Dependendo do processo, parte do material pode ser perdida naturalmente ou em decorrência de alguma ocorrência.
Essas perdas precisam ser identificadas para que a empresa saiba quanto realmente foi consumido em cada ordem.
Entre os exemplos mais comuns estão:
-
Refugo.
-
Sucata.
-
Quebra.
-
Sobras de corte.
-
Ajustes de máquina.
-
Produto fora da especificação.
-
Material danificado durante a operação.
O refugo normalmente representa uma peça ou quantidade que não poderá ser aproveitada no produto final.
A sucata pode envolver materiais descartados após operações industriais, dependendo das características do processo.
Já perdas decorrentes de corte podem surgir quando a matéria-prima precisa ser recortada para atingir determinada dimensão, gerando sobras.
Também podem ocorrer perdas durante a preparação da máquina.
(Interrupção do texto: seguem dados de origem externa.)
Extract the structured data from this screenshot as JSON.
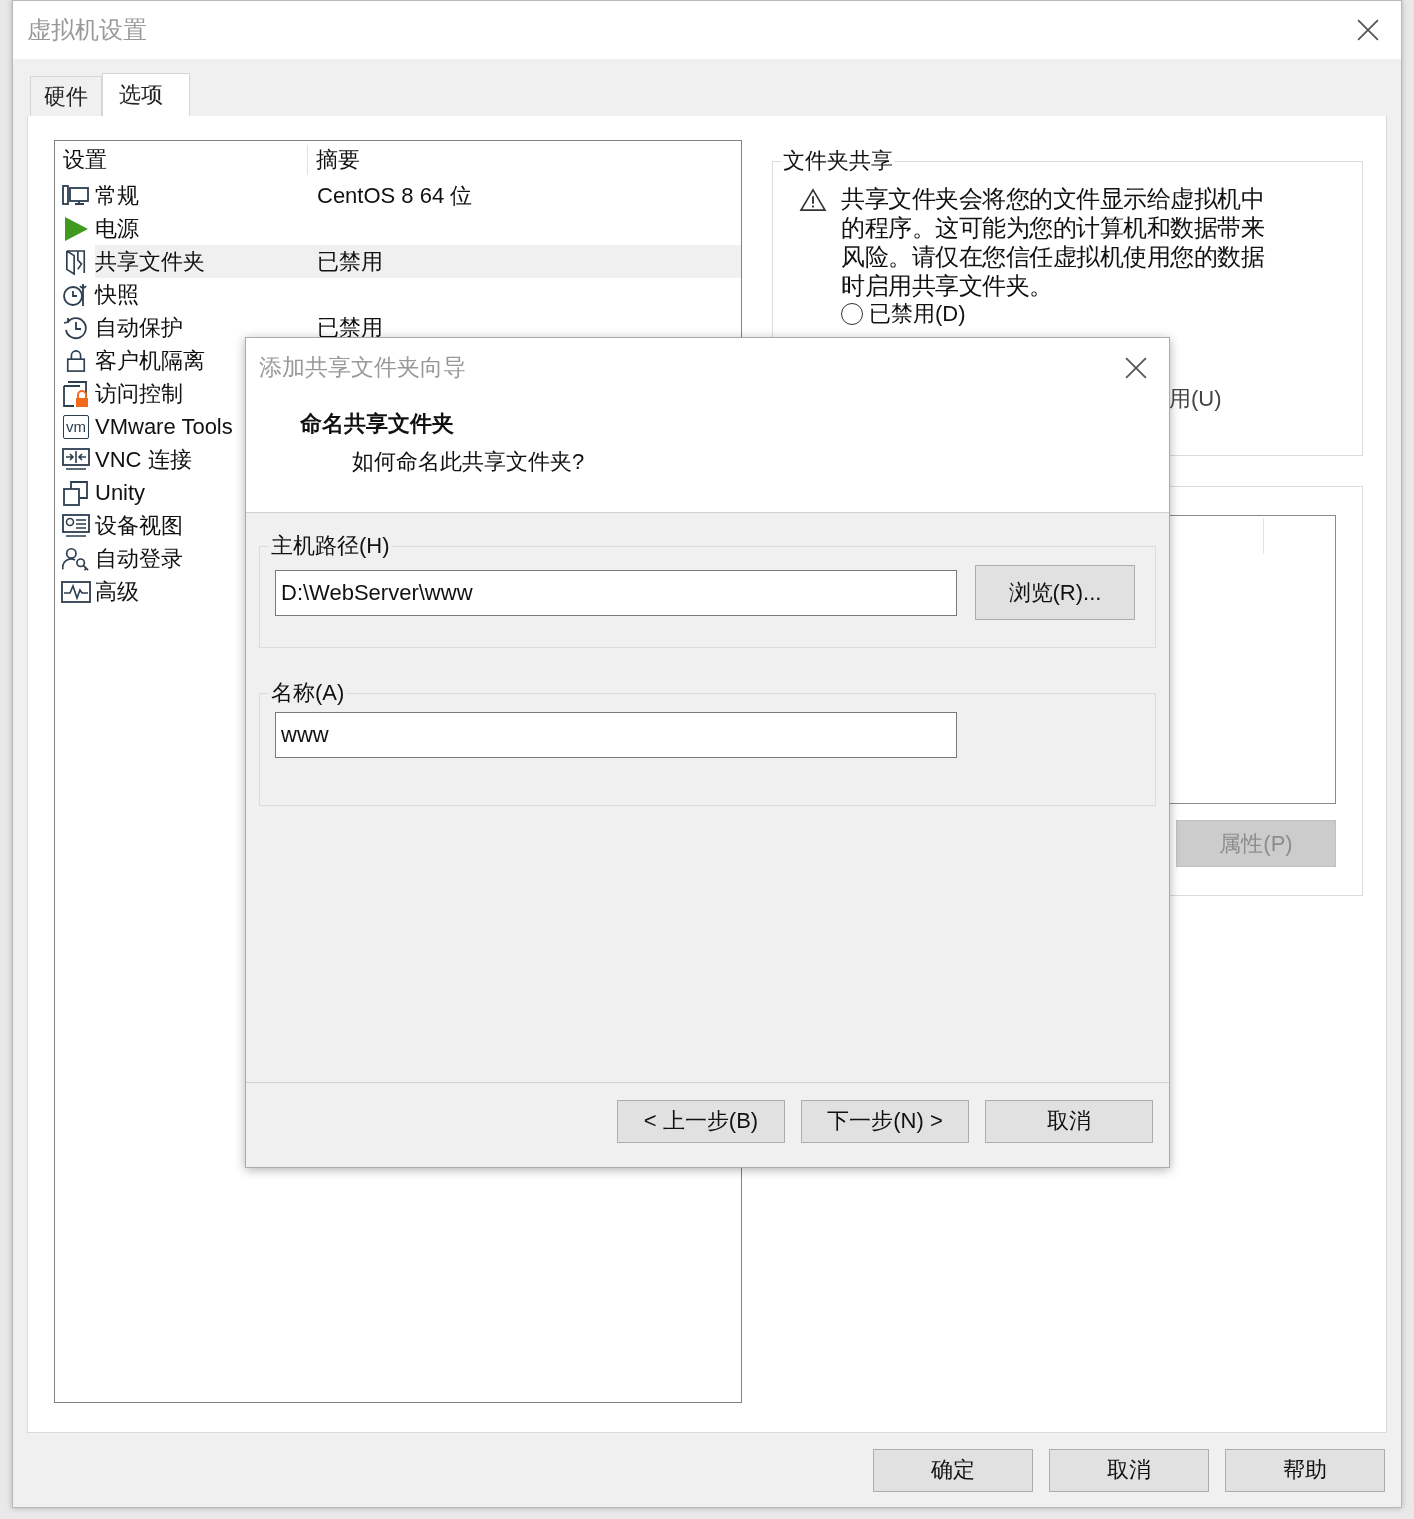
{
  "window": {
    "title": "虚拟机设置"
  },
  "tabs": [
    {
      "label": "硬件",
      "selected": false
    },
    {
      "label": "选项",
      "selected": true
    }
  ],
  "settings_list": {
    "columns": [
      "设置",
      "摘要"
    ],
    "rows": [
      {
        "name": "常规",
        "summary": "CentOS 8 64 位",
        "selected": false
      },
      {
        "name": "电源",
        "selected": false
      },
      {
        "name": "共享文件夹",
        "summary": "已禁用",
        "selected": true
      },
      {
        "name": "快照",
        "selected": false
      },
      {
        "name": "自动保护",
        "summary": "已禁用",
        "selected": false
      },
      {
        "name": "客户机隔离",
        "selected": false
      },
      {
        "name": "访问控制",
        "selected": false
      },
      {
        "name": "VMware Tools",
        "logo": "vm",
        "selected": false
      },
      {
        "name": "VNC 连接",
        "selected": false
      },
      {
        "name": "Unity",
        "selected": false
      },
      {
        "name": "设备视图",
        "selected": false
      },
      {
        "name": "自动登录",
        "selected": false
      },
      {
        "name": "高级",
        "selected": false
      }
    ]
  },
  "folder_sharing": {
    "title": "文件夹共享",
    "warning": "共享文件夹会将您的文件显示给虚拟机中的程序。这可能为您的计算机和数据带来风险。请仅在您信任虚拟机使用您的数据时启用共享文件夹。",
    "radio": {
      "label": "已禁用(D)",
      "selected": false
    },
    "partial_option": "用(U)"
  },
  "folders": {
    "properties_button": {
      "label": "属性(P)",
      "disabled": true
    }
  },
  "buttons": [
    "确定",
    "取消",
    "帮助"
  ],
  "wizard": {
    "title": "添加共享文件夹向导",
    "heading": "命名共享文件夹",
    "subheading": "如何命名此共享文件夹?",
    "host_path": {
      "label": "主机路径(H)",
      "value": "D:\\WebServer\\www",
      "browse": "浏览(R)..."
    },
    "name": {
      "label": "名称(A)",
      "value": "www"
    },
    "buttons": [
      "< 上一步(B)",
      "下一步(N) >",
      "取消"
    ]
  }
}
Imagine um processo no qual as primeiras unidades produzidas sejam utilizadas para ajustar o equipamento até chegar ao padrão esperado. Esse consumo precisa ser considerado para que o resultado da ordem seja corretamente analisado.
O registro das perdas pode incluir:
-
Ordem de produção.
-
Material envolvido.
-
Quantidade perdida.
-
Etapa em que ocorreu.
-
Motivo da perda.
-
Data do registro.
Com essas informações, torna-se possível identificar padrões.
Se uma máquina apresenta quantidade de perda muito maior que outras, por exemplo, pode ser necessário avaliar seu processo, configuração ou condição operacional.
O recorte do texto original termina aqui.